Сонетка имела вкус, блюла выбор и даже, может быть, очень строгий выбор; она хотела, чтобы страсть приносили ей не в виде сыроежки, а под пикантною, пряною приправою, со страданиями и с жертвами; а Фиона была русская простота, которой даже лень сказать кому-нибудь: «прочь поди» и которая знает только одно, что она баба. Такие женщины очень высоко ценятся в разбойничьих шайках, арестантских партиях и петербургских социально-демократических коммунах.
Появление этих двух женщин в одной соединенной партии с Сергеем и Катериной Львовной имело для последней трагическое значение.
Глава четырнадцатая
С первых же дней вместного следования соединенной партии от Нижнего к Казани Сергей стал видимым образом заискивать расположения солдатки Фионы и не пострадал безуспешно. Томная красавица Фиона не истомила Сергея, как не томила она по своей доброте никого. На третьем или четвертом этапе Катерина Львовна с ранних сумерек устроила себе, посредством подкупа, свидание с Сережечкой и лежит не спит: все ждет, что вот-вот взойдет дежурный ундерок, тихонько толкнет ее и шепнет: «беги скорей». Отворилась дверь раз, и какая-то женщина юркнула в коридор; отворилась и еще раз дверь, и еще с нар скоро вскочила и тоже исчезла за провожатым другая арестантка; наконец дернули за свиту, которой была покрыта Катерина Львовна.
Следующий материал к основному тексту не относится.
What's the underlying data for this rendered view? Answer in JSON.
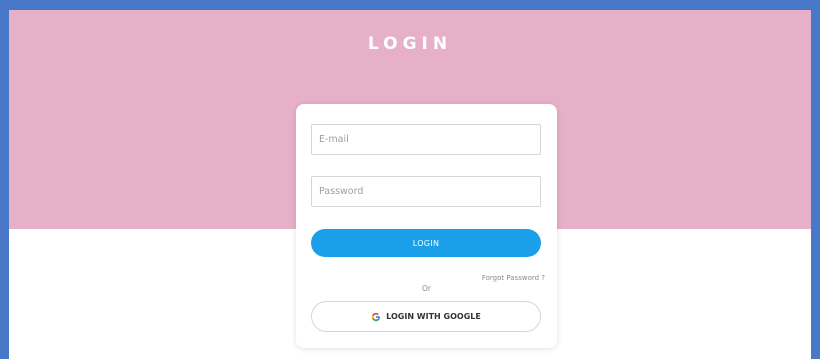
{
  "header": {
    "title": "LOGIN"
  },
  "login_form": {
    "email_placeholder": "E-mail",
    "email_value": "",
    "password_placeholder": "Password",
    "password_value": "",
    "login_button_label": "LOGIN",
    "forgot_password_label": "Forgot Password ?",
    "or_label": "Or",
    "google_button_label": "LOGIN WITH GOOGLE",
    "google_icon": "google-icon"
  },
  "colors": {
    "hero_background": "#e6b0c8",
    "login_button": "#1aa0e8",
    "window_border": "#4a78c8",
    "google_blue": "#4285F4",
    "google_red": "#EA4335",
    "google_yellow": "#FBBC05",
    "google_green": "#34A853"
  }
}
Молодая женщина быстро поднялась с облощенных арестантскими боками нар, накинула свиту на плечи и толкнула стоящего перед нею провожатого.
Когда Катерина Львовна проходила по коридору, только в одном месте, слабо освещенном слепою плошкою, она наткнулась на две или три пары, не дававшие ничем себя заметить издали. При проходе Катерины Львовны мимо мужской арестантской, сквозь окошечко, прорезанное в двери, ей послышался сдержанный хохот.
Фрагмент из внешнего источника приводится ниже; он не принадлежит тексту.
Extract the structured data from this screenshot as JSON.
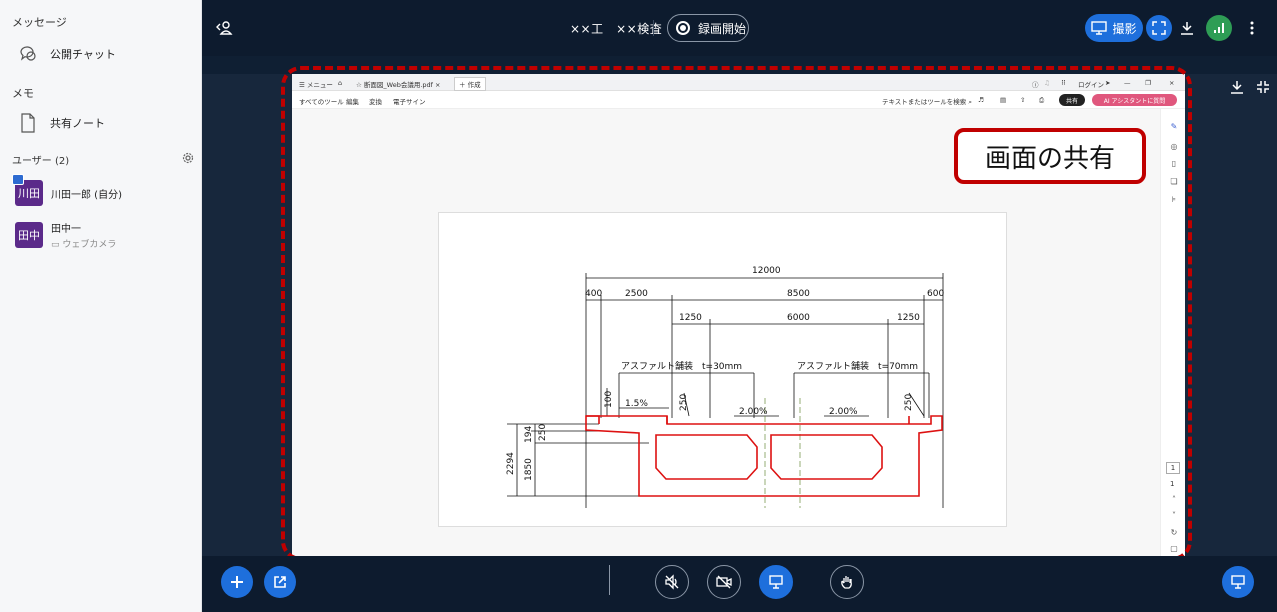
{
  "sidebar": {
    "messages_heading": "メッセージ",
    "public_chat": "公開チャット",
    "memo_heading": "メモ",
    "shared_note": "共有ノート",
    "users_heading": "ユーザー (2)",
    "users": [
      {
        "avatar": "川田",
        "name": "川田一郎 (自分)",
        "sub": ""
      },
      {
        "avatar": "田中",
        "name": "田中一",
        "sub": "ウェブカメラ"
      }
    ]
  },
  "topbar": {
    "title": "××工　××検査",
    "record_label": "録画開始",
    "camera_label": "撮影"
  },
  "shared_window": {
    "tab_menu": "メニュー",
    "tab_file": "断面図_Web会議用.pdf",
    "tab_new": "作成",
    "login": "ログイン",
    "toolbar_items": [
      "すべてのツール",
      "編集",
      "変換",
      "電子サイン"
    ],
    "search_placeholder": "テキストまたはツールを検索",
    "share_label": "共有",
    "ai_label": "AI アシスタントに質問",
    "page_current": "1",
    "page_total": "1"
  },
  "drawing": {
    "total_width": "12000",
    "dim_400": "400",
    "dim_2500": "2500",
    "dim_8500": "8500",
    "dim_600": "600",
    "dim_1250a": "1250",
    "dim_6000": "6000",
    "dim_1250b": "1250",
    "pave_left": "アスファルト舗装　t=30mm",
    "pave_right": "アスファルト舗装　t=70mm",
    "slope_15": "1.5%",
    "slope_200a": "2.00%",
    "slope_200b": "2.00%",
    "h_100": "100",
    "h_250a": "250",
    "h_250b": "250",
    "h_250c": "250",
    "h_194": "194",
    "h_1850": "1850",
    "h_2294": "2294"
  },
  "callout": "画面の共有",
  "colors": {
    "accent": "#1e6fdc",
    "highlight": "#c00000",
    "dark": "#0d1b2e",
    "avatar": "#5b2a8a"
  }
}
– Ишь жируют, – буркнул провожатый Катерины Львовны и, придержав ее за плечи, ткнул в уголочек и удалился.
Катерина Львовна нащупала рукой свиту и бороду; другая ее рука коснулась жаркого женского лица.
– Кто это? – спросил вполголоса Сергей.
– А ты чего тут? с кем ты это?
Катерина Львовна дернула впотьмах повязку с своей соперницы. Та скользнула в сторону, бросилась и, споткнувшись на кого-то в коридоре, полетела.
Из мужской камеры раздался дружный хохот.
– Злодей! – прошептала Катерина Львовна и ударила Сергея по лицу концами платка, сорванного с головы его новой подруги.
Сергей поднял было руку; но Катерина Львовна легко промелькнула по коридору и взялась за свои двери. Хохот из мужской комнаты вслед ей повторился до того громко, что часовой, апатично стоявший против плошки и плевавший себе в носок сапога, приподнял голову и рыкнул:
– Цыц!
Катерина Львовна улеглась молча и так пролежала до утра. Она хотела себе сказать: «не люблю ж его» – и чувствовала, что любила его еще горячее, еще больше. И вот в глазах ее все рисуется, все рисуется, как ладонь его дрожала у той под ее головою, как другая рука его обнимала ее жаркие плечи.
Бедная женщина заплакала и звала мимовольно ту же ладонь, чтобы она была в эту минуту под ее головою и чтоб другая его же рука обняла ее истерически дрожавшие плечи.
– Ну, одначе, дай же ты мне мою повязку, – побудила ее утром солдатка Фиона.
– А, так это ты?..
– Отдай, пожалуйста!
– А ты зачем разлучаешь?
– Да чем же я вас разлучаю? Неш это какая любовь или интерес, в самом деле, чтоб сердиться?
Катерина Львовна секунду подумала, потом вынула из-под подушки сорванную ночью повязку и, бросив ее Фионе, повернулась к стенке.
Ей стало легче.
– Тьпфу, – сказала она себе, – неужели ж таки к этой лоханке крашеной я ревновать стану? Сгинь она! Мне и применять-то себя к ней скверно.